6100 sayılı Hukuk Muhakemeleri Kanununun 27. maddesinde yer bulan “Hukuki Dinlenilme Hakkı” gereğince davanın tarafları, müdahiller ve yargılamanın diğer ilgilileri, kendi hakları ile bağlantılı olarak hukuki dinlenilme hakkına sahip olup, bu hakkın yargılama ile ilgili olarak bilgi sahibi olunmasını, açıklama ve ispat hakkını, mahkemenin, açıklamaları dikkate alarak değerlendirmesini ve kararların somut ve açık olarak gerekçelendirilmesini içermektedir. Mahkeme, iki tarafa eşit şekilde hukukî dinlenilme hakkı tanıyarak hükmünü vermelidir. Anayasanın 36. maddesinde ve Avrupa İnsan Hakları Sözleşmesinin 6. maddesinde düzenlenen adil yargılanma hakkının en önemli unsuru olan hukukî dinlenilme hakkı, adil yargılanma hakkı içinde teminat altına alınmıştır. Bu hakka, tarafın hâkime meramını anlatma hakkı ya da iddia ve savunma hakkı da denilmektedir. Ancak, hukukî dinlenilme hakkı, bu ifadeleri de kapsayan daha geniş bir anlama sahiptir.

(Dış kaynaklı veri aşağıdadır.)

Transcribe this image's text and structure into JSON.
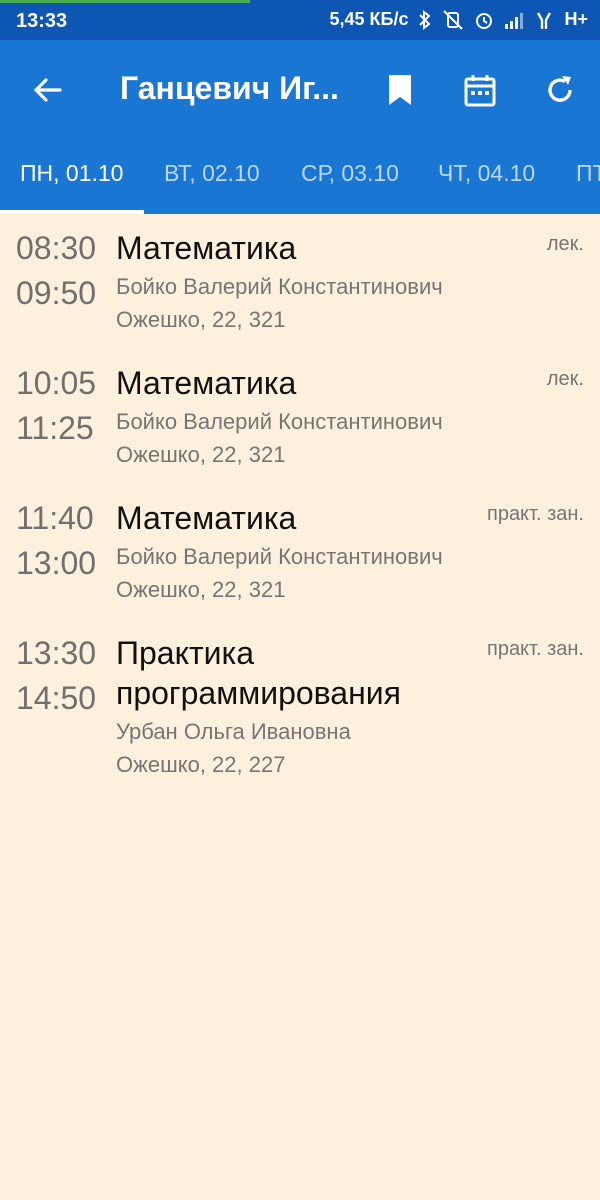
{
  "status_bar": {
    "time": "13:33",
    "net_speed": "5,45 КБ/с",
    "network": "H+",
    "icons": [
      "bluetooth-icon",
      "vibrate-off-icon",
      "alarm-icon",
      "signal-icon",
      "signal-icon",
      "network-type"
    ]
  },
  "app_bar": {
    "title": "Ганцевич Иг...",
    "back_icon": "arrow-back-icon",
    "actions": [
      "bookmark-icon",
      "calendar-icon",
      "refresh-icon"
    ]
  },
  "tabs": [
    "ПН, 01.10",
    "ВТ, 02.10",
    "СР, 03.10",
    "ЧТ, 04.10",
    "ПТ"
  ],
  "active_tab": 0,
  "lessons": [
    {
      "start": "08:30",
      "end": "09:50",
      "subject": "Математика",
      "teacher": "Бойко Валерий Константинович",
      "room": "Ожешко, 22, 321",
      "type": "лек."
    },
    {
      "start": "10:05",
      "end": "11:25",
      "subject": "Математика",
      "teacher": "Бойко Валерий Константинович",
      "room": "Ожешко, 22, 321",
      "type": "лек."
    },
    {
      "start": "11:40",
      "end": "13:00",
      "subject": "Математика",
      "teacher": "Бойко Валерий Константинович",
      "room": "Ожешко, 22, 321",
      "type": "практ. зан."
    },
    {
      "start": "13:30",
      "end": "14:50",
      "subject": "Практика программирования",
      "teacher": "Урбан Ольга Ивановна",
      "room": "Ожешко, 22, 227",
      "type": "практ. зан."
    }
  ],
  "colors": {
    "primary": "#1976d2",
    "status_bar": "#0e56b4",
    "background": "#fdf1de"
  }
}
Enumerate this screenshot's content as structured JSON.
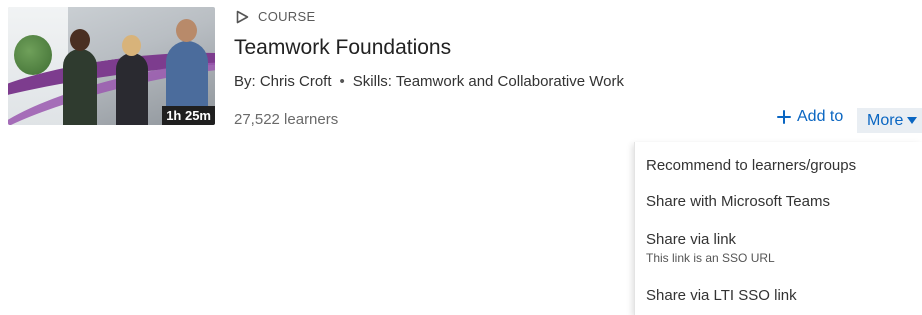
{
  "course": {
    "type_label": "COURSE",
    "title": "Teamwork Foundations",
    "author": "By: Chris Croft",
    "separator": "•",
    "skills": "Skills: Teamwork and Collaborative Work",
    "learners": "27,522 learners",
    "duration": "1h 25m"
  },
  "actions": {
    "add_to_label": "Add to",
    "more_label": "More"
  },
  "menu": {
    "items": [
      {
        "label": "Recommend to learners/groups"
      },
      {
        "label": "Share with Microsoft Teams"
      },
      {
        "label": "Share via link",
        "sublabel": "This link is an SSO URL"
      },
      {
        "label": "Share via LTI SSO link"
      }
    ]
  },
  "icons": {
    "type": "play-outline-icon",
    "add": "plus-icon",
    "more": "caret-down-icon"
  },
  "colors": {
    "accent": "#0a66c2",
    "more_bg": "#e9eef3",
    "duration_bg": "#1f1f1f"
  }
}
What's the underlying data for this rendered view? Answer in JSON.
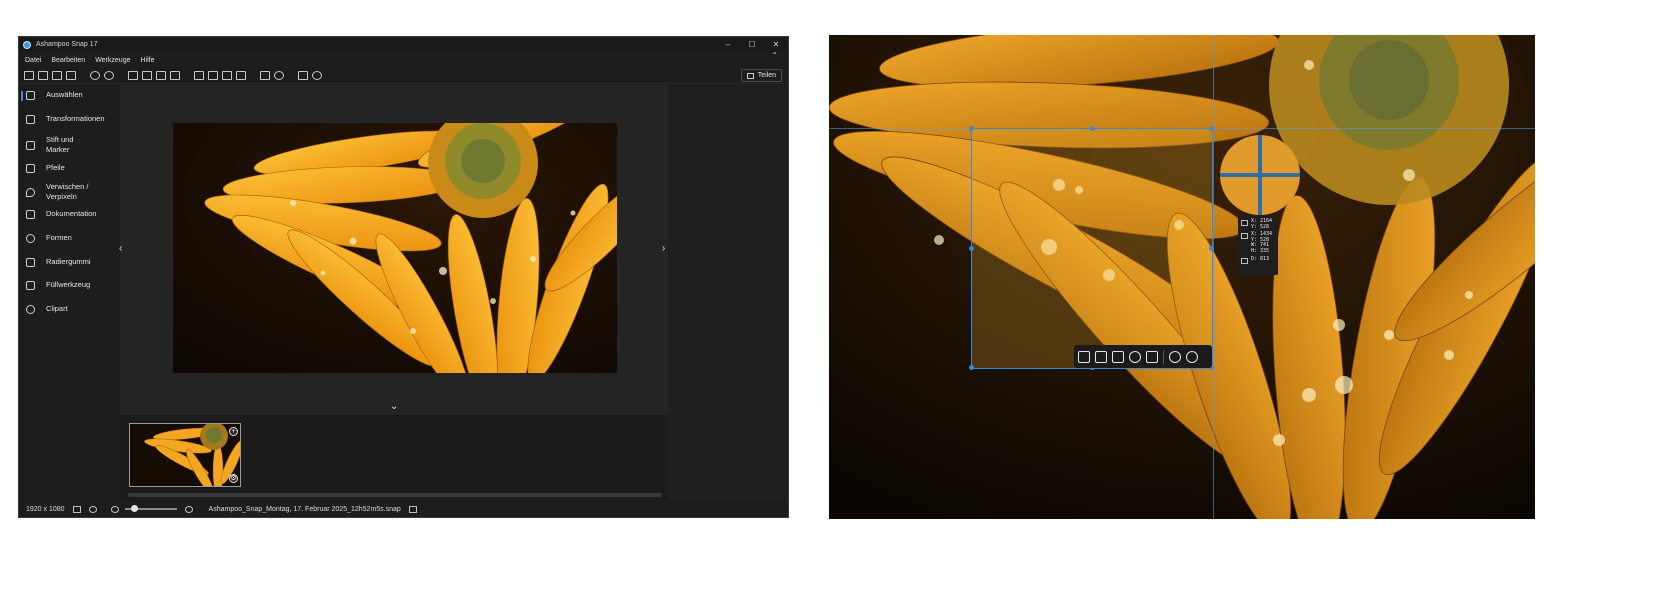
{
  "app": {
    "title": "Ashampoo Snap 17",
    "window_controls": [
      "–",
      "☐",
      "✕"
    ],
    "collapse_caret": "⌃"
  },
  "menu": [
    "Datei",
    "Bearbeiten",
    "Werkzeuge",
    "Hilfe"
  ],
  "toolbar": {
    "groups": [
      [
        "new-icon",
        "open-icon",
        "save-as-icon",
        "save-icon"
      ],
      [
        "undo-icon",
        "redo-icon"
      ],
      [
        "crop-icon",
        "copy-icon",
        "paste-icon",
        "delete-icon"
      ],
      [
        "clipboard-icon",
        "cloud-upload-icon",
        "email-icon",
        "print-icon"
      ],
      [
        "comment-icon",
        "help-icon"
      ],
      [
        "folder-icon",
        "settings-icon"
      ]
    ],
    "share_label": "Teilen"
  },
  "sidebar": {
    "items": [
      {
        "label": "Auswählen",
        "icon": "select-cursor-icon",
        "active": true
      },
      {
        "label": "Transformationen",
        "icon": "transform-icon"
      },
      {
        "label": "Stift und Marker",
        "icon": "pen-icon"
      },
      {
        "label": "Pfeile",
        "icon": "arrow-icon"
      },
      {
        "label": "Verwischen / Verpixeln",
        "icon": "blur-drop-icon"
      },
      {
        "label": "Dokumentation",
        "icon": "documentation-icon"
      },
      {
        "label": "Formen",
        "icon": "shapes-icon"
      },
      {
        "label": "Radiergummi",
        "icon": "eraser-icon"
      },
      {
        "label": "Füllwerkzeug",
        "icon": "fill-bucket-icon"
      },
      {
        "label": "Clipart",
        "icon": "clipart-smiley-icon"
      }
    ]
  },
  "canvas": {
    "nav_prev": "‹",
    "nav_next": "›",
    "collapse_strip": "⌄"
  },
  "filmstrip": {
    "badge_add": "+",
    "badge_settings": "⚙"
  },
  "status": {
    "dimensions": "1920 x 1080",
    "zoom_level": 0.15,
    "filename": "Ashampoo_Snap_Montag, 17. Februar 2025_12h52m5s.snap"
  },
  "capture_info": {
    "cursor": {
      "x": "X: 2164",
      "y": "Y: 528"
    },
    "region": {
      "x": "X: 1434",
      "y": "Y: 528",
      "w": "W: 741",
      "h": "H: 335"
    },
    "diagonal": "D: 813"
  },
  "capture_actions": [
    "camera-icon",
    "download-icon",
    "document-icon",
    "timer-icon",
    "video-capture-icon",
    "help-icon",
    "more-icon"
  ]
}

Bu hak çerçevesinde, tarafların gerek yargı organlarınca gerekse karşı tarafça yapılan işlemler konusunda bilgilendirilmeleri zorunludur. Kişinin kendisinden habersiz yargılama yapılarak karar verilmesi, kural olarak mümkün değildir. Hukukî dinlenilme hakkı, sadece belli bir yargılama için ya da yargılamanın belli bir aşaması için geçerli olan bir ilke değil, tüm yargılamalar için ve yargılamanın her aşamasında uyulması gereken bir ilkedir. Bu çerçevede gerek çekişmeli ve çekişmesiz yargı işlerinde gerekse bu yargılamalarla bağlantılı geçici hukukî korumalarda, icra takiplerinde, tahkim yargılamasında, hatta hukukî uyuşmazlıklarla ilgili yargılama dışında ortaya çıkan çözüm yollarında, her bir yargılama, çözüm yolu ve uyuşmazlığın niteliğiyle bağlantılı şekilde hukukî dinlenilme hakkına uygun davranılmalıdır.

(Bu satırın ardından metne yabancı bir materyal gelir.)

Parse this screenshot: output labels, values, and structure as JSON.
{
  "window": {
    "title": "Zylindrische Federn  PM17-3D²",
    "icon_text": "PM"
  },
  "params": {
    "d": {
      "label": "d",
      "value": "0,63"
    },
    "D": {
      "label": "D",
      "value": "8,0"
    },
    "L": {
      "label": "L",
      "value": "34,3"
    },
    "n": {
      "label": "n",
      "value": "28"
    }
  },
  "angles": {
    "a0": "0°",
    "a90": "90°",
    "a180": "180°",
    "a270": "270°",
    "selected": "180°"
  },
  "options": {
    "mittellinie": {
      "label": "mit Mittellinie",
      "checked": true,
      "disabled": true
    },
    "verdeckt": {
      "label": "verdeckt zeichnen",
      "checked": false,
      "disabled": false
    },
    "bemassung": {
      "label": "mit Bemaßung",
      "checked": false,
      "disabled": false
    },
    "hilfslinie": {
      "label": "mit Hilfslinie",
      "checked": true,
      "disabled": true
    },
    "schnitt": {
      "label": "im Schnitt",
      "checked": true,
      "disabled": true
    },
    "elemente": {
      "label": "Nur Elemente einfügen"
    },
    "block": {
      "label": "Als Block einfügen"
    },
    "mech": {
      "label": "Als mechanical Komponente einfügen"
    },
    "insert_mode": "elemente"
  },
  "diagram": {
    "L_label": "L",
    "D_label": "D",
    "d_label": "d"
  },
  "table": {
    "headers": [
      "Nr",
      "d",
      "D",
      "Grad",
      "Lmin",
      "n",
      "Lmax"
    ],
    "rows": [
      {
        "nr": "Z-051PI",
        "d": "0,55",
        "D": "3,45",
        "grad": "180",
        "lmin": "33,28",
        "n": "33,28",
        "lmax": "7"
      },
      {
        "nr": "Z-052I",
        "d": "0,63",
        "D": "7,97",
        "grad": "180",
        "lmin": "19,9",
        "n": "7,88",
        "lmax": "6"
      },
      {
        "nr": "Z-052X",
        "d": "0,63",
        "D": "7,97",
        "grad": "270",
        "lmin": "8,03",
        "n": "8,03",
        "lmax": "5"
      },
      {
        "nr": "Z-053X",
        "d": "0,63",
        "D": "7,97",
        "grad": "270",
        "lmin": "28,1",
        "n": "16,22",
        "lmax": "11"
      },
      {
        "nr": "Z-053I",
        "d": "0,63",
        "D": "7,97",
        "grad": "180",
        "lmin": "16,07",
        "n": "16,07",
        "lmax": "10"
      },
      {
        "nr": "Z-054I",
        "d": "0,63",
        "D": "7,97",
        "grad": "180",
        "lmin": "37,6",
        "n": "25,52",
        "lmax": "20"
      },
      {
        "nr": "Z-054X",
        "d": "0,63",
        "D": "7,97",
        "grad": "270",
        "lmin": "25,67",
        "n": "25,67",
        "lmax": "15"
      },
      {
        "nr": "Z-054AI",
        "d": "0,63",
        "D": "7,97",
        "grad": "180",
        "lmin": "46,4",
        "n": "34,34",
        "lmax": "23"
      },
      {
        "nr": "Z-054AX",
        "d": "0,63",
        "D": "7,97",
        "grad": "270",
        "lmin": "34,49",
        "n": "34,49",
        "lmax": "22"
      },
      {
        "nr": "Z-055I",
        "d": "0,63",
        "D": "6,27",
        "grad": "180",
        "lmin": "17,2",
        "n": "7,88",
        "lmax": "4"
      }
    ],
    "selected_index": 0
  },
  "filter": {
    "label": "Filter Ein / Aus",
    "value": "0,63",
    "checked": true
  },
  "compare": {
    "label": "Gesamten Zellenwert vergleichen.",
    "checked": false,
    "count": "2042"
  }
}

Açıklanan hususlar gözetilerek, davacı ...’ın yargılama sırasında öldüğü anlaşıldığından, dosyada vekaleti bulunmayan mirasçılarından ... a dava dilekçesi ve duruşma gününün yöntemince tebliğ edilerek davacı sıfatıyla davayı takip etmeleri için kendilerine olanak tanınması, bu mirasçıların davaya ilişkin muvafakatlarının saptanması veya kendilerini davada temsillerinin sağlanması yahut terekeye temsilci atanması suretiyle taraf teşkili sağlanarak yargılamaya devam edilmesi gerekirken yargılamaya devamla işin esası hakkında karar verilmesi usul ve kanuna aykırıdır.

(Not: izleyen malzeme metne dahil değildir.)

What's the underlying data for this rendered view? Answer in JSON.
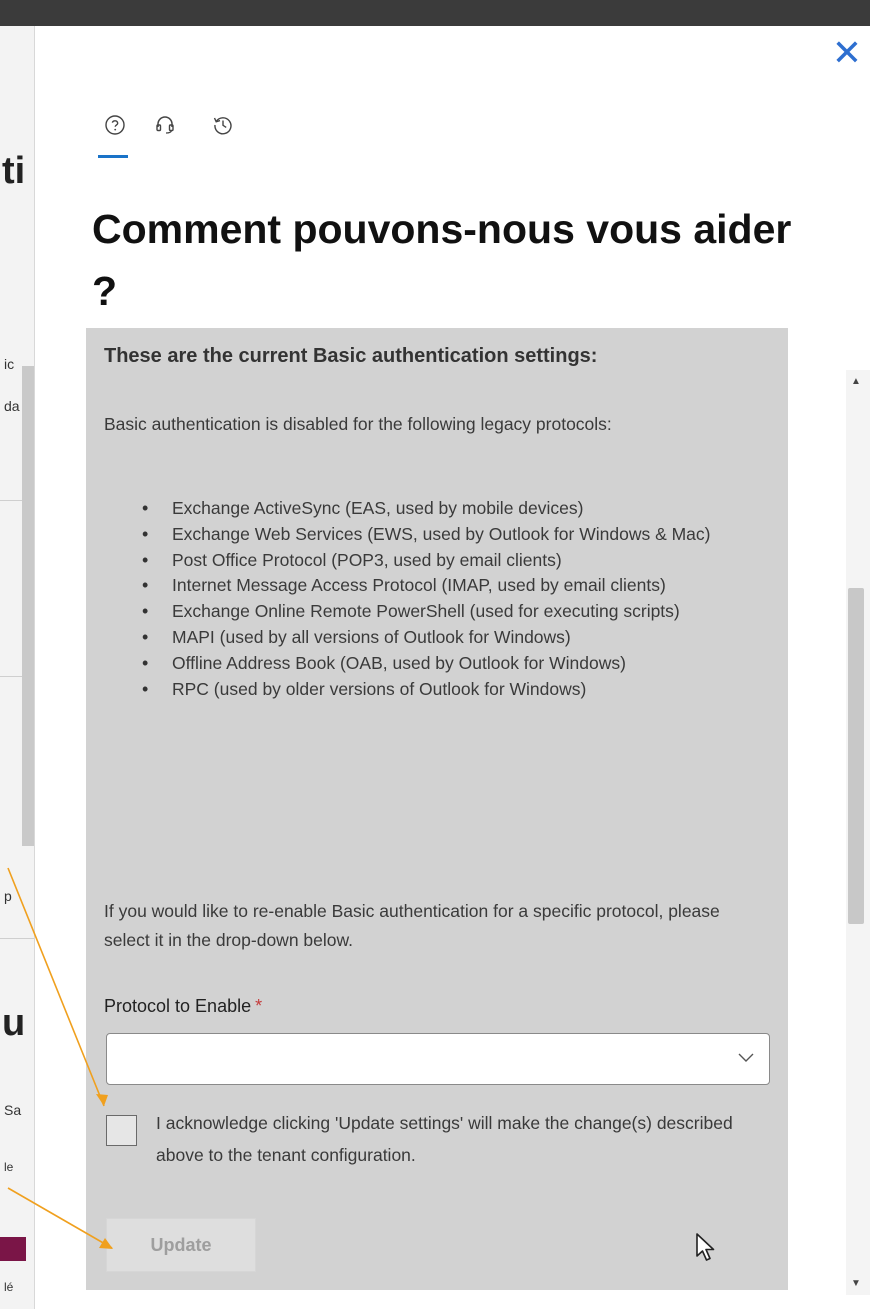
{
  "background_page": {
    "fragments": [
      "ti",
      "ic",
      "da",
      "p",
      "u",
      "Sa",
      "le",
      "lé"
    ]
  },
  "panel": {
    "close_icon": "close-icon",
    "tabs": [
      {
        "icon": "help-circle-icon"
      },
      {
        "icon": "headset-icon"
      },
      {
        "icon": "history-icon"
      }
    ],
    "heading": "Comment pouvons-nous vous aider ?"
  },
  "settings": {
    "title": "These are the current Basic authentication settings:",
    "intro": "Basic authentication is disabled for the following legacy protocols:",
    "protocols": [
      "Exchange ActiveSync (EAS, used by mobile devices)",
      "Exchange Web Services (EWS, used by Outlook for Windows & Mac)",
      "Post Office Protocol (POP3, used by email clients)",
      "Internet Message Access Protocol (IMAP, used by email clients)",
      "Exchange Online Remote PowerShell (used for executing scripts)",
      "MAPI (used by all versions of Outlook for Windows)",
      "Offline Address Book (OAB, used by Outlook for Windows)",
      "RPC (used by older versions of Outlook for Windows)"
    ],
    "reenable": "If you would like to re-enable Basic authentication for a specific protocol, please select it in the drop-down below.",
    "protocol_label": "Protocol to Enable",
    "required_mark": "*",
    "protocol_value": "",
    "acknowledge": "I acknowledge clicking 'Update settings' will make the change(s) described above to the tenant configuration.",
    "acknowledge_checked": false,
    "update_button": "Update",
    "update_disabled": true
  },
  "colors": {
    "accent": "#1a73c8",
    "close": "#2e6fd0",
    "annotation_arrow": "#f0a01e",
    "required": "#c43b3b",
    "content_bg": "#d2d2d2"
  }
}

Ayrıca, çekişmeli taşınmazlardan 147 ada 11 sayılı parsel orman niteliği ile Hazine adına tapuda kayıtlı olup, bilindiği üzere ormanlarda kuru mülkiyet Hazineye, kullanım ve yönetim hakkı ise Orman Genel Müdürlüğüne aittir. Somut olayda husumette hataya düşülerek Orman -3- 2016/8475-2018/3584
Genel Müdürlüğü yerine Orman ve Su İşleri Bakanlığı davaya dahil edilmiştir. Bu durumda, Orman Genel Müdürlüğünün davaya dahil edilmesi ve taraf teşkilinin sağlanması gerekirken mahkemece bu husus gözetilmeksizin davanın esasına girilerek karar verilmiş olması da doğru görülmemiştir.
SONUÇ: Yukarıda açıklanan nedenlerle; davalı Hazine vekilinin temyiz itirazlarının kabulü ile hükmün BOZULMASINA, 08/05/2018 günü oy birliği ile karar verildi.